Every year over a dozen young couples from around the district of Ocú hope to head up these peasant nuptials, a highlight of the festival.
The folk festival showcases the customs and traditions of the country folk from Ocú lands, who are known as "el manito".
This term comes from a simplification of the word for brother in Spanish, "hermano", explained the folklorist and journalist Olmedo Carrasquilla.
"A peasant used to say 'manito' when he greeted his brother, friend, or comrade," added Carrasquilla.
This year the couple Noriel Peralta and Yarelis González, both from the village of Llano Grande de Ocú, joined their lives in the traditional bond of marriage at San Sebastián church, officiated by priest Daniel Mora.
Antolín Montilla, a teacher and the president of the 43rd National Festival of Manito, said the peasant wedding ceremony is one of the most authentic traditions in this town.
"It's a remembrance of yesteryear, which is preserved to this day in this community of Herrera," he affirmed.
Montilla explained that three months before the festival, 18 couples registered to walk down the aisle, and Noriel and Yarelis selected from a lottery.
He reported that the names of all the couples who wished to wed were drawn on the same day that the festival queen was selected.
He clarified that the aspiring partners should have a civil marriage, profess the Catholic faith, and maintain a stable relationship, "because this is a real, not fictitious, marriage".
The folklorist Carrasquilla indicated that initially the country folk only simulated tying the knot, but about 30 years ago it became the real deal.

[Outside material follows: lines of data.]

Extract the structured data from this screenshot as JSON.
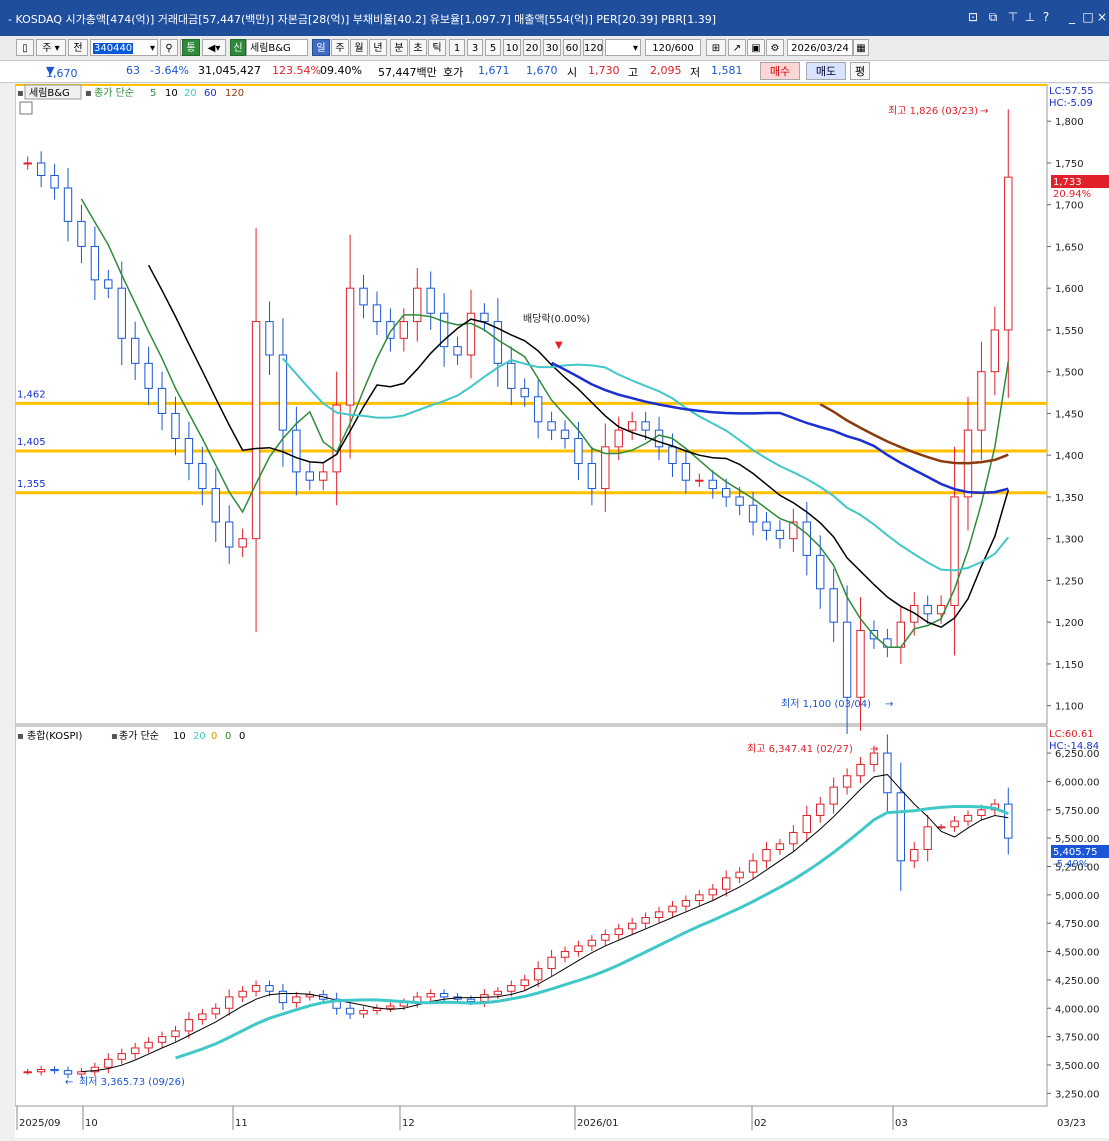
{
  "window": {
    "title": "- KOSDAQ 시가총액[474(억)] 거래대금[57,447(백만)] 자본금[28(억)] 부채비율[40.2] 유보율[1,097.7] 매출액[554(억)] PER[20.39] PBR[1.39]"
  },
  "toolbar": {
    "market": "주",
    "range_label": "전",
    "code": "340440",
    "badge_tong": "통",
    "badge_sin": "신",
    "stock_name": "세림B&G",
    "periods": [
      "일",
      "주",
      "월",
      "년",
      "분",
      "초",
      "틱"
    ],
    "minutes": [
      "1",
      "3",
      "5",
      "10",
      "20",
      "30",
      "60",
      "120"
    ],
    "count": "120/600",
    "date": "2026/03/24"
  },
  "quote": {
    "price": "1,670",
    "change": "63",
    "change_pct": "-3.64%",
    "volume": "31,045,427",
    "vol_ratio": "123.54%",
    "turnover": "09.40%",
    "amount": "57,447백만",
    "ask_label": "호가",
    "ask": "1,671",
    "bid": "1,670",
    "open_label": "시",
    "open": "1,730",
    "high_label": "고",
    "high": "2,095",
    "low_label": "저",
    "low": "1,581",
    "buy": "매수",
    "sell": "매도",
    "eval": "평"
  },
  "main_chart": {
    "name": "세림B&G",
    "legend_label": "종가 단순",
    "ma_periods": [
      "5",
      "10",
      "20",
      "60",
      "120"
    ],
    "lc": "LC:57.55",
    "hc": "HC:-5.09",
    "last_price": "1,733",
    "last_pct": "20.94%",
    "high_note": "최고 1,826 (03/23)",
    "low_note": "최저 1,100 (03/04)",
    "event_note": "배당락(0.00%)",
    "levels": [
      "1,462",
      "1,405",
      "1,355"
    ],
    "yticks": [
      "1,800",
      "1,750",
      "1,700",
      "1,650",
      "1,600",
      "1,550",
      "1,500",
      "1,450",
      "1,400",
      "1,350",
      "1,300",
      "1,250",
      "1,200",
      "1,150",
      "1,100"
    ]
  },
  "kospi_chart": {
    "name": "종합(KOSPI)",
    "legend_label": "종가 단순",
    "ma_periods": [
      "10",
      "20",
      "0",
      "0",
      "0"
    ],
    "lc": "LC:60.61",
    "hc": "HC:-14.84",
    "last_price": "5,405.75",
    "last_pct": "-5.49%",
    "high_note": "최고 6,347.41 (02/27)",
    "low_note": "최저 3,365.73 (09/26)",
    "yticks": [
      "6,250.00",
      "6,000.00",
      "5,750.00",
      "5,500.00",
      "5,250.00",
      "5,000.00",
      "4,750.00",
      "4,500.00",
      "4,250.00",
      "4,000.00",
      "3,750.00",
      "3,500.00",
      "3,250.00"
    ]
  },
  "xaxis": {
    "labels": [
      "2025/09",
      "10",
      "11",
      "12",
      "2026/01",
      "02",
      "03",
      "03/23"
    ]
  },
  "colors": {
    "up": "#e0202a",
    "down": "#1a56d6",
    "ma5": "#2e8b3a",
    "ma10": "#000000",
    "ma20": "#40c8c8",
    "ma60": "#1a2fd0",
    "ma120": "#8b3a10",
    "level": "#ffc000",
    "kospi_ma10": "#000000",
    "kospi_ma20": "#40c8c8"
  },
  "chart_data": [
    {
      "type": "candlestick",
      "title": "세림B&G",
      "ylim": [
        1090,
        1835
      ],
      "x": [
        "2025/09",
        "10",
        "11",
        "12",
        "2026/01",
        "02",
        "03",
        "03/23"
      ],
      "key_levels": [
        1462,
        1405,
        1355
      ],
      "high": {
        "value": 1826,
        "date": "03/23"
      },
      "low": {
        "value": 1100,
        "date": "03/04"
      },
      "last": 1733,
      "closes_approx": [
        1750,
        1735,
        1720,
        1680,
        1650,
        1610,
        1600,
        1540,
        1510,
        1480,
        1450,
        1420,
        1390,
        1360,
        1320,
        1290,
        1300,
        1560,
        1520,
        1430,
        1380,
        1370,
        1380,
        1460,
        1600,
        1580,
        1560,
        1540,
        1560,
        1600,
        1570,
        1530,
        1520,
        1570,
        1560,
        1510,
        1480,
        1470,
        1440,
        1430,
        1420,
        1390,
        1360,
        1410,
        1430,
        1440,
        1430,
        1410,
        1390,
        1370,
        1370,
        1360,
        1350,
        1340,
        1320,
        1310,
        1300,
        1320,
        1280,
        1240,
        1200,
        1110,
        1190,
        1180,
        1170,
        1200,
        1220,
        1210,
        1220,
        1350,
        1430,
        1500,
        1550,
        1733
      ]
    },
    {
      "type": "candlestick",
      "title": "종합(KOSPI)",
      "ylim": [
        3200,
        6330
      ],
      "x": [
        "2025/09",
        "10",
        "11",
        "12",
        "2026/01",
        "02",
        "03",
        "03/23"
      ],
      "high": {
        "value": 6347.41,
        "date": "02/27"
      },
      "low": {
        "value": 3365.73,
        "date": "09/26"
      },
      "last": 5405.75,
      "last_pct": -5.49,
      "closes_approx": [
        3440,
        3460,
        3450,
        3420,
        3440,
        3480,
        3550,
        3600,
        3650,
        3700,
        3750,
        3800,
        3900,
        3950,
        4000,
        4100,
        4150,
        4200,
        4150,
        4050,
        4100,
        4120,
        4080,
        4000,
        3950,
        3980,
        4000,
        4020,
        4050,
        4100,
        4130,
        4100,
        4080,
        4060,
        4120,
        4150,
        4200,
        4250,
        4350,
        4450,
        4500,
        4550,
        4600,
        4650,
        4700,
        4750,
        4800,
        4850,
        4900,
        4950,
        5000,
        5050,
        5150,
        5200,
        5300,
        5400,
        5450,
        5550,
        5700,
        5800,
        5950,
        6050,
        6150,
        6250,
        5900,
        5300,
        5400,
        5600,
        5600,
        5650,
        5700,
        5750,
        5800,
        5500
      ]
    }
  ]
}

Over the past 43 years, thousands of people have visited the village of Ocú, drawn year after year by the folk attractions at this event.
The festival has had several names. At first it was known as the festival of Santa Rosa. Upon the arrival of Cándido Aizprúa, the child born at 3:00 am on September 4, 1958, in a hut in Flores de Ocú who brought the country's population up to one million inhabitants, the event was dedicated to his birthday.
Carrasquilla said that a group of educators met in 1967 to celebrate this festival and called it the Manito Festival, in honor of the peasant farmer.